Professor Marge is Reported

Maude here.

Darling readers, you may have read my post “The Redemption of Professor Margarine,” among other posts (1, 2, 3, 4). Now, I’m getting ready and compiling all of my notes to present to the school and to file a complaint.

I survived the worst teacher I’ve ever had and one semester of her verbal butt squirts has finally come to a screeching halt.

Yes, we’ve all learned some great lessons from Marge, but her class has left an indelible stench on my GPA. I took my last quiz from this saggy-titted roast beef and I squeaked by with a “B.” A FUCKING “B.” Not an “A.” No, there is no wondrous life lesson in this blog post. There was no heartfelt hallelujah chorus playing or me, having some kind of metaphysical revelation about the imperfection and mystery of humanity… because this time, that “B” grade was NOT, and I mean NOT, my fault.

I had a tutor sit with me as I was taking my last quiz of the semester, blessedly online, so I wouldn’t be tempted to go absolutely apeshit in the middle of class. Frankly, I needed a witness to see (from an unbiased perspective) the kind of crap we’ve all had to put up with during the Fall 2014 semester. What my tutor and I gleaned from this experience was that Marge had probably cheated her way through 3rd grade english composition. Misspellings, fragmented sentences, and a very real denial of the difference between opinion versus fact riddled the online quiz. It was almost unintelligible at times. With the help of the tutor, I managed to score a perfect “F” on my first of two attempts. (We were given two attempts per quiz and the computer would automatically choose the higher score.) I think my tutor was in shock, because he kept repeating, “This can’t be right. No. That’s not an actual sentence.” I agree, dude. We know. The entire class has been in utter disbelief of the eclectic “teaching style” that Marge brings to the table.

Here are the evil twists:
1. When the quiz is automatically graded, it doesn’t show you what the correct answers are, so it’s not exactly a teachable moment, per se. (Also, the instructor has control over how each quiz is set up and has the option to reveal the correct answer.) Even if the right answers were revealed, when you go for a second attempt at the quiz, you’re given entirely new questions in a new, random sequence.

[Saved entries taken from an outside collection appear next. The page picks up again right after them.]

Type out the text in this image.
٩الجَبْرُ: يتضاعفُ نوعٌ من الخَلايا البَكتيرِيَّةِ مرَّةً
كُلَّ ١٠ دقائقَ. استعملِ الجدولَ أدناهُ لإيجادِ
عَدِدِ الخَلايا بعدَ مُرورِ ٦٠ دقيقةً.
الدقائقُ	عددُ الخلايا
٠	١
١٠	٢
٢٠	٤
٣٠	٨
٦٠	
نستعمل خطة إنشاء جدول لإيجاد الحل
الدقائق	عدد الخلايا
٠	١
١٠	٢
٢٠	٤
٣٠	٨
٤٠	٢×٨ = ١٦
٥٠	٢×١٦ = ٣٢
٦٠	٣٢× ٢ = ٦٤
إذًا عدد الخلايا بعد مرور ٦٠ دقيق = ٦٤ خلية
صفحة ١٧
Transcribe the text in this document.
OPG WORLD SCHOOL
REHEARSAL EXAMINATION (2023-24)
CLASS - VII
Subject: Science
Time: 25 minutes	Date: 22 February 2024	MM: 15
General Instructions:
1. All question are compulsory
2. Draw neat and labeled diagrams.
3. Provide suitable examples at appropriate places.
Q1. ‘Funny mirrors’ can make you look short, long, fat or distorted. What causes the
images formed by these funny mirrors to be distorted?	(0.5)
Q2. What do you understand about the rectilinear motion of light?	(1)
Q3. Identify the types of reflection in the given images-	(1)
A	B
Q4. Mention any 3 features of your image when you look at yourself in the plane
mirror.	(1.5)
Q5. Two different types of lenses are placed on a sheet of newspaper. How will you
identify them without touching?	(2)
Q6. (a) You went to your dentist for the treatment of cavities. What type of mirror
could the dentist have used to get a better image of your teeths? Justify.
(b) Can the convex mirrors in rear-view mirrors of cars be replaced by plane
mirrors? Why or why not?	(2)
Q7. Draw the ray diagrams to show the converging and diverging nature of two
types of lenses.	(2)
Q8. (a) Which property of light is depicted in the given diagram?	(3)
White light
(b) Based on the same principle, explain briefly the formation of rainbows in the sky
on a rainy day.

2. The entire quiz is open-book, so if a topic is not IN the textbook, it shouldn’t be relevant to our studies. The catch with the relevance issue is that most of the questions we encountered on this quiz (during both attempts) cited information that was not in our textbook, in a lecture, or in our online or in-class content at all.

The obvious result was that I spent most of the 40 minutes allotted for each quiz attempt GUESSING for what Marge wanted to see instead of using actual facts and figures to understand the course material.

As you all know from reading “Redemption” I still totally get that Marge is a human being, worthy of all of the fabulous opportunities and consideration that we all should be afforded… but as a teacher, her version of class instruction is akin to a dusty queef. Her lecture style is like sitting through an obnoxious conversation on public transport and her train of thought is constantly derailed. She’s identical to that one person you ALWAYS meet (and try to avoid) on the bus that rambles on and on with no real point, other than to annoy the living piss out of you. She is a TERRIBLE teacher. She is an affront to the word “terrible” for that matter. Most of all, if we’ve all learned anything from my own ramblings, it’s that Marge should not be a teacher OR a PhD in her field of study.

With that, tomorrow I’m waking up bright and early to stroll into the admin building and present my case to anyone who will meet with me over this matter. The school should be embarrassed that they allowed someone like this to prance around their halls and call themselves a college-level instructor. It’s insulting to the teachers out there trying to make a difference and it’s offensive that anyone would put this intellectual toilet-bowl-of-a-woman to work in an academic institution. It’s the principle of the matter. Though I’ll obviously never have her as a teacher again, I do not want some other unwitting student to be stuck with her.

Goodbye, Professor Margarine. I hope you have a pleasant retirement and you come back as a stink bug in your next lifetime.